If a signal is decomposed into frequency components once and the frequency components are quantized for coding, a wave signal obtained by decoding and combining the frequency components will incur a quantum noise. However, if the frequency components of the original vary rapidly, the quantum noise in the wave signal will be large even in a portion where the original signal waveform is not large and the quantum noise called “pre/post echo” will not be masked by a simultaneous masking. Thus the quantum noise will be an acoustic disturbance. Especially when a signal is decomposed into many frequency components using the spectrum transform, the time resolution will be worse and thus a large quantum noise will occur for a long period. In this case, reduction of the transformed length of spectrum will shorten also the period for which the quantum noise takes place, which however will make worse the frequency resolution. Thus, the efficiency of coding a quasi-stationary portion will be lower. To solve this problem, a method has been proposed in which the transformed length is reduced at the expense of the frequency resolution of a signal. However, since the transformed length reduction will cause to decrease the number of bits per transformed block, no sufficient accuracy of quantization can be assured so that no good sound quality of the decoded signal can be provided.
To cope with the above problem, it has been proposed to decode and/or code an acoustic time domain signal while a transformed frame length is kept fixed by processing the signal for the amplitude to increase in a micro amplitude zone and then transforming and/or quantizing the signal to a frequency spectrum with the transformed block length kept fixed also when the acoustic time domain signal changes greatly in terms of time in the encoder, and by recording the processed amplitude information in a code row.
In a decoder, the operations effected in the encoder are effected reversely to process, using amplitude controlling information recorded in a code row, the amplitude controlling information of an acoustic time domain signal restored from a frequency spectrum.
By the above processing, it is possible to effectively suppress a pre and/or post echo developed in the micro amplitude zone when the acoustic time domain signal changes greatly within the block. Also, a subband filter can be used to divide the band of an acoustic time domain signal and the amplitude information can be processed in each band, to effectively suppress a pre and/or post echo.
In addition to the pre and/or post echo, however, there are other factors to disturb the auditory sensation.

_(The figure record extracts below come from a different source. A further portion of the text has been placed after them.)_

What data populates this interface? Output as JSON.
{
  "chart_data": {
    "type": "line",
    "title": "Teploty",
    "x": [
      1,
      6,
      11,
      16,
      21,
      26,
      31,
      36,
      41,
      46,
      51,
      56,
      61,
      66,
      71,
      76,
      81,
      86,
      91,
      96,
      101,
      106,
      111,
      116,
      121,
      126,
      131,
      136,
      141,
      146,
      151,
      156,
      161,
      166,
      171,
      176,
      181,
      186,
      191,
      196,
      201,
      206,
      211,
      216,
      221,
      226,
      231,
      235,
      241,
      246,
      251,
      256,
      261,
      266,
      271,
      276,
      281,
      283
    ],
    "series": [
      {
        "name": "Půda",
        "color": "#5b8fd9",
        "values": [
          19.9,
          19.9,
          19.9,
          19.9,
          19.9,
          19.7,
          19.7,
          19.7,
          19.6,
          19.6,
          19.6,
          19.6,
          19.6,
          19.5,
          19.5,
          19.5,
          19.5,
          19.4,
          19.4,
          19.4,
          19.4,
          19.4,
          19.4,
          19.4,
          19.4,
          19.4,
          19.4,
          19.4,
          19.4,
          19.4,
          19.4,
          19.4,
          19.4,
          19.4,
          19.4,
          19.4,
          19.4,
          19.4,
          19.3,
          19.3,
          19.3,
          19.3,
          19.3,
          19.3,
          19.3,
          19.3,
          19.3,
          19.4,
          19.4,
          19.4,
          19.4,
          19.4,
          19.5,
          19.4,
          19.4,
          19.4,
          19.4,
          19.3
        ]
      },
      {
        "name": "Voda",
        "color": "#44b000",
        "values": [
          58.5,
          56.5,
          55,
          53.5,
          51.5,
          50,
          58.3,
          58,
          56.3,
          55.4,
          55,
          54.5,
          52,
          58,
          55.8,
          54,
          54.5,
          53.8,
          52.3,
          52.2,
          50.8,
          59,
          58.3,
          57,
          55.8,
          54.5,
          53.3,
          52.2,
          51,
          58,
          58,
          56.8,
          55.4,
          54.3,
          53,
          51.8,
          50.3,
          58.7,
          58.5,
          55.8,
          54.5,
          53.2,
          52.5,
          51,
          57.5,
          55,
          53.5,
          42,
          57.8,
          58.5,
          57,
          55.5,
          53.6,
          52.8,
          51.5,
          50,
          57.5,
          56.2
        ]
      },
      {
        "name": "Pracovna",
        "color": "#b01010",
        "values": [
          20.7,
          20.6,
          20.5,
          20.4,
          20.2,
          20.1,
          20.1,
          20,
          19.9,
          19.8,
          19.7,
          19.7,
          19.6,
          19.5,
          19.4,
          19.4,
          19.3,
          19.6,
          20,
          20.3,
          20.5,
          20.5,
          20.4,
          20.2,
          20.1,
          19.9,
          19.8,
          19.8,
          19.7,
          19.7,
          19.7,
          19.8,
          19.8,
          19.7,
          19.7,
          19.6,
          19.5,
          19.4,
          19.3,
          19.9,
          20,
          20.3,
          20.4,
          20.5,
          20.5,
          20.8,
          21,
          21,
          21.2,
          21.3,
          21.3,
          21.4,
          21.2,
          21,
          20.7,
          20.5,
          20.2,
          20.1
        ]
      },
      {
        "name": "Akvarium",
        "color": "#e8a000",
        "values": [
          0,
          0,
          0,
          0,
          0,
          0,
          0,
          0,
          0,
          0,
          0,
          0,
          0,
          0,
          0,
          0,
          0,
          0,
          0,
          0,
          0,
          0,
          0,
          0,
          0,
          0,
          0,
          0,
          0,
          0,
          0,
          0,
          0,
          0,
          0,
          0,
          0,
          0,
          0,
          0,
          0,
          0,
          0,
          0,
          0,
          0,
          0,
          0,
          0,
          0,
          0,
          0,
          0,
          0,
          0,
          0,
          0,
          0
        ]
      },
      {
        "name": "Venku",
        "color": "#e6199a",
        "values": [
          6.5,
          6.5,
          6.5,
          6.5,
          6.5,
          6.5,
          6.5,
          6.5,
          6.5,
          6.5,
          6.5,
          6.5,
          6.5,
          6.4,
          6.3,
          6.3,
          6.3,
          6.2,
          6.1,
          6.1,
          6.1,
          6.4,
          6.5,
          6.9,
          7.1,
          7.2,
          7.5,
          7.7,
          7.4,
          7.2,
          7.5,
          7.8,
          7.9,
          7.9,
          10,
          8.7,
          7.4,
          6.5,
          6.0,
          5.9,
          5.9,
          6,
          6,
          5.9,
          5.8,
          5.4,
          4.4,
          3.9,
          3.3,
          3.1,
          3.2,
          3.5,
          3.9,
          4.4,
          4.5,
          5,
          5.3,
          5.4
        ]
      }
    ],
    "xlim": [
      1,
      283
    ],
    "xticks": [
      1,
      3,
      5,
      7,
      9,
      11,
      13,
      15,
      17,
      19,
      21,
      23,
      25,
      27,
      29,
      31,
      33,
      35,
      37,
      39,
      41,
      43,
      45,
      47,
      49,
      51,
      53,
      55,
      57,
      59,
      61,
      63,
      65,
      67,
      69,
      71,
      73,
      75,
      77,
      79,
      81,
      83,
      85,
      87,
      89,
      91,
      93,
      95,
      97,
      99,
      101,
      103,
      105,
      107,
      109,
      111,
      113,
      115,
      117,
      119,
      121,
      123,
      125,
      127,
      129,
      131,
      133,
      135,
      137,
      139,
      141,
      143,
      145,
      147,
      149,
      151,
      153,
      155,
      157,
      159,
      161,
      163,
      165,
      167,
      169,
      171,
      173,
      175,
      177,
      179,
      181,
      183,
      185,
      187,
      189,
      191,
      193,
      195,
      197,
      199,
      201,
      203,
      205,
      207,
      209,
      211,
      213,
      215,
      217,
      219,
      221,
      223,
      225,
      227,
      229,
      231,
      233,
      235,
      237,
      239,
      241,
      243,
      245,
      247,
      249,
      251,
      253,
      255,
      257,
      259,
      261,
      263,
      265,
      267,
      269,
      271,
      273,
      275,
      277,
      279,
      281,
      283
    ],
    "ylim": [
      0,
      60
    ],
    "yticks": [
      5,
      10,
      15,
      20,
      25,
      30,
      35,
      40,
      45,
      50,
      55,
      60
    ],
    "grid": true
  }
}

Among others, setting a frame length a little larger in the transform coding will be an acoustic disturbance. The larger the block length, the better the frequency resolution will be and thus the higher the coding efficiency will be. In the case of an original acoustic time domain signal, however, a time domain signal of a specific frequency component developed for a specific limited time will be diffused in a block in a decoded acoustic time domain signal to be an acoustic disturbance. This phenomenon will take place also when an original acoustic time domain signal does not vary greatly in a block, which problem could not be solved by any apparatus adapted to suppress a pre and/or post echo.